So, romanticized, shirtless, sexy pirates with pet parrots and secret hearts shinier than all the gold in their treasure troves on Tortuga island? Great, we love them, more of that please. But book pirates? No thanks.
To be clear: I have pirated things before, all sorts of media too–just so much stealing for one little person who didn’t even consume it all. Growing up with the wild west version of the internet and then transitioning from cable TV to a million different individual streaming services will do that to a person.
But I’m grown now, and even in my darkest, most thief-iest times, I never stole from a small creator. You can argue the definitions all you want, but illegally streaming Friends doesn’t have anywhere near the same impact as what I’m about to talk to you, Dear Reader, about, and apologies for the incoming rant, but if you want to skip it and get to the good stuff, scroll down to the links–you can hop onto any of those sites to get free books directly from the creators, and they’re awesome!
Okay, onto the rant…
Pirating books is wrong. Especially the books of indie authors. Yet it seems like every self-published book somehow ends up on those illegal download sites, including every single one of my own. (I’ve appealed directly to google to remove the links to those books from searches of my titles because the sites themselves won’t take them down–DCMA requests are bullshit and do nothing, so I really don’t have any recourse except to whine about it here, hence this post, to get it all out.)

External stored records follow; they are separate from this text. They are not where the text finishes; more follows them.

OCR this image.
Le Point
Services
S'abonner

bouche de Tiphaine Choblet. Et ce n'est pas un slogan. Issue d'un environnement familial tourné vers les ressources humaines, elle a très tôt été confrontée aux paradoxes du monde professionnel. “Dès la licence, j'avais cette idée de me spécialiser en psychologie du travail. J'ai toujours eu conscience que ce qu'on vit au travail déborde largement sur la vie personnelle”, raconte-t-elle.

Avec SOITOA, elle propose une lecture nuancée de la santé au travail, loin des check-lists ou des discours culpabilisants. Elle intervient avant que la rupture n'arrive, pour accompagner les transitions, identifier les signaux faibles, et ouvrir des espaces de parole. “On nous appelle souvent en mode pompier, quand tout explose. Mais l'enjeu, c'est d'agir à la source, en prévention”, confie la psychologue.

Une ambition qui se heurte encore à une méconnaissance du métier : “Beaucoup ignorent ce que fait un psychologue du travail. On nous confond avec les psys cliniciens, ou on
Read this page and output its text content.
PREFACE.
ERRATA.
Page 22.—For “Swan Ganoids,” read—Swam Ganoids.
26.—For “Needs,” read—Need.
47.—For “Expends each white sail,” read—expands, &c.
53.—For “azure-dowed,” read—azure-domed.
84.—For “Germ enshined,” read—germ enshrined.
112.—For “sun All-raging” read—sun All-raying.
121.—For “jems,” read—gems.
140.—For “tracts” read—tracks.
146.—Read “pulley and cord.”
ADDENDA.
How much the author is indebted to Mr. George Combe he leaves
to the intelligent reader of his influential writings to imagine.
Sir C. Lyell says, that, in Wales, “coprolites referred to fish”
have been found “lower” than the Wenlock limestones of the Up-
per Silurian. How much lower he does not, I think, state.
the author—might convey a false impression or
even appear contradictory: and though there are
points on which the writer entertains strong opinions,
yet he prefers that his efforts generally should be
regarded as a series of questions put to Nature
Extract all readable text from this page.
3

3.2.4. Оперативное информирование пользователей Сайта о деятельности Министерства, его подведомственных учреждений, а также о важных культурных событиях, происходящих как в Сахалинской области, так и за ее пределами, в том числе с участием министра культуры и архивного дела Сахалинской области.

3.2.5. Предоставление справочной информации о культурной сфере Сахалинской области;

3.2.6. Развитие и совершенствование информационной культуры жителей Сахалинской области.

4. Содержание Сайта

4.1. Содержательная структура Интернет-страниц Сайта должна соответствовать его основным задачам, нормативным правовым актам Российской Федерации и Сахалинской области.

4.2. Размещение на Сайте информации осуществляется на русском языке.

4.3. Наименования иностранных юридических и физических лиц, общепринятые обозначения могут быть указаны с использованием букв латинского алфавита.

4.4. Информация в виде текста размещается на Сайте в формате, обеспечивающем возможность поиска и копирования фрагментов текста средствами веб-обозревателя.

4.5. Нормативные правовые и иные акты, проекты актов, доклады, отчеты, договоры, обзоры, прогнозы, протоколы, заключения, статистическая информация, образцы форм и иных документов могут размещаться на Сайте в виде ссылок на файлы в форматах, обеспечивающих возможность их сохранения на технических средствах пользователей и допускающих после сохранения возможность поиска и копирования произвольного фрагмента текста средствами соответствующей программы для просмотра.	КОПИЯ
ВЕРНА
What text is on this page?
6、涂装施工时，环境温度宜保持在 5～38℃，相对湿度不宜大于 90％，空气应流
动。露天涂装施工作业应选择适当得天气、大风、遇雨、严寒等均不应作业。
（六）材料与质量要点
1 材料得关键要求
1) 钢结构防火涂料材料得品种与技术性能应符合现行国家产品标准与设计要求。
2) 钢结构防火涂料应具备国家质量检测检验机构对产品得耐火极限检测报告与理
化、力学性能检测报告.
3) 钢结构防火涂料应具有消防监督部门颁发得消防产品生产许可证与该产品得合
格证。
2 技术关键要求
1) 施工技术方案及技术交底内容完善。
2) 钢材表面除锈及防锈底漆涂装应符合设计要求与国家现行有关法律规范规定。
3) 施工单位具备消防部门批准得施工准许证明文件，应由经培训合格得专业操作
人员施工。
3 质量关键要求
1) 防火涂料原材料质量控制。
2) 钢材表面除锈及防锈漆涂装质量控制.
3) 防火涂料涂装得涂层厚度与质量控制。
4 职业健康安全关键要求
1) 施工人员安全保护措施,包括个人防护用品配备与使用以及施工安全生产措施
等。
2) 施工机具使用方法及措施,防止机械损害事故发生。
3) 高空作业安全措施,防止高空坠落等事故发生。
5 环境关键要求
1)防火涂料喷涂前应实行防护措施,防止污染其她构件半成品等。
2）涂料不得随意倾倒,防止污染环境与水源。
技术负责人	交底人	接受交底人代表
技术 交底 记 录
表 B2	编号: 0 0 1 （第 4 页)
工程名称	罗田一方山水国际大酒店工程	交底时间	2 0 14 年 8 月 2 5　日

The words I’ve spent years cobbling together, the money I’ve poured into software, covers, readers, marketing, etc., the time I’ve spent building worlds and characters and plots, the heart and soul I’ve breathed into these manuscripts to make them whole–I know all of that means very, very little to anyone who’s not me, and I know all of that doesn’t matter a single ounce when it comes to critique or even expectation of others to read my work, but I also know that I have the absolute right to expect anything I’ve curated and posted for sale should not be stolen from me.
But it is. A lot.
My books are incredibly cheap. As of this post, five out of six are in Kindle Unlimited, which is free for those users, or priced at $3.99 or less, and the sixth book is $0.99 on Amazon or completely free by signing up for my newsletter. But even if they were as expensive as a traditional ebooks, there would still be no reason to steal them.
Is reading essential to life? I believe so. Should access to literature be a human right? I also believe so, which is why I support public libraries and am thrilled to pay taxes. There are, of course, those without access to libraries, though, and I do my teeny, tiny part by giving away a book for free, and four of my currently released books have all been free on Amazon for multiple days resulting in thousands of downloaded copies.
And I am by no means in the minority of authors who do this. The most common practice new authors are taught is to give away a free book when they start out. We learn that this is also a double-edged sword: things people get for free are rarely valued very highly, so sometimes it bites us in the ass, this thing we do to help others and ourselves. Many of our giveaways just sit on someone’s ereader to rot, others are read and rated very low because the reader picked it up seeing it was free but didn’t pay attention to the genre, and then there are the readers who are only looking for free books, so the conversion rate to future buyers isn’t super high. But we still hand out hundreds of thousands of our words daily in order to find that tiny percentage of future fans and to provide a service: free books for any reader.
And I post about them every month in my newsletter. I use StoryOrigin to promote my books and giveaways, but there are loads of sites where, as a reader, you can grab books for free:
https://storyoriginapp.com/reviewcopies
https://www.bookbub.com/welcome
https://booksprout.co/readers
https://booksirens.com/become-a-book-reviewer
https://bookfunnel.com/
https://www.booksweeps.com/free/
So, there’s no excuse for piracy. You should be able to read, you should have access to great reading material, but you don’t have a right to every single book you want for free just because you want it. I’m a massive socialist, and even I don’t believe that! Sometimes artists need to be paid for their work so they can, ya know, keep creating art. So, please, don’t pirate books. Especially not from small creators. Look for giveaways from authors you love, ask your local library to get a copy of a book you want, check out any of the sites I listed, just be a good steward of words. Please.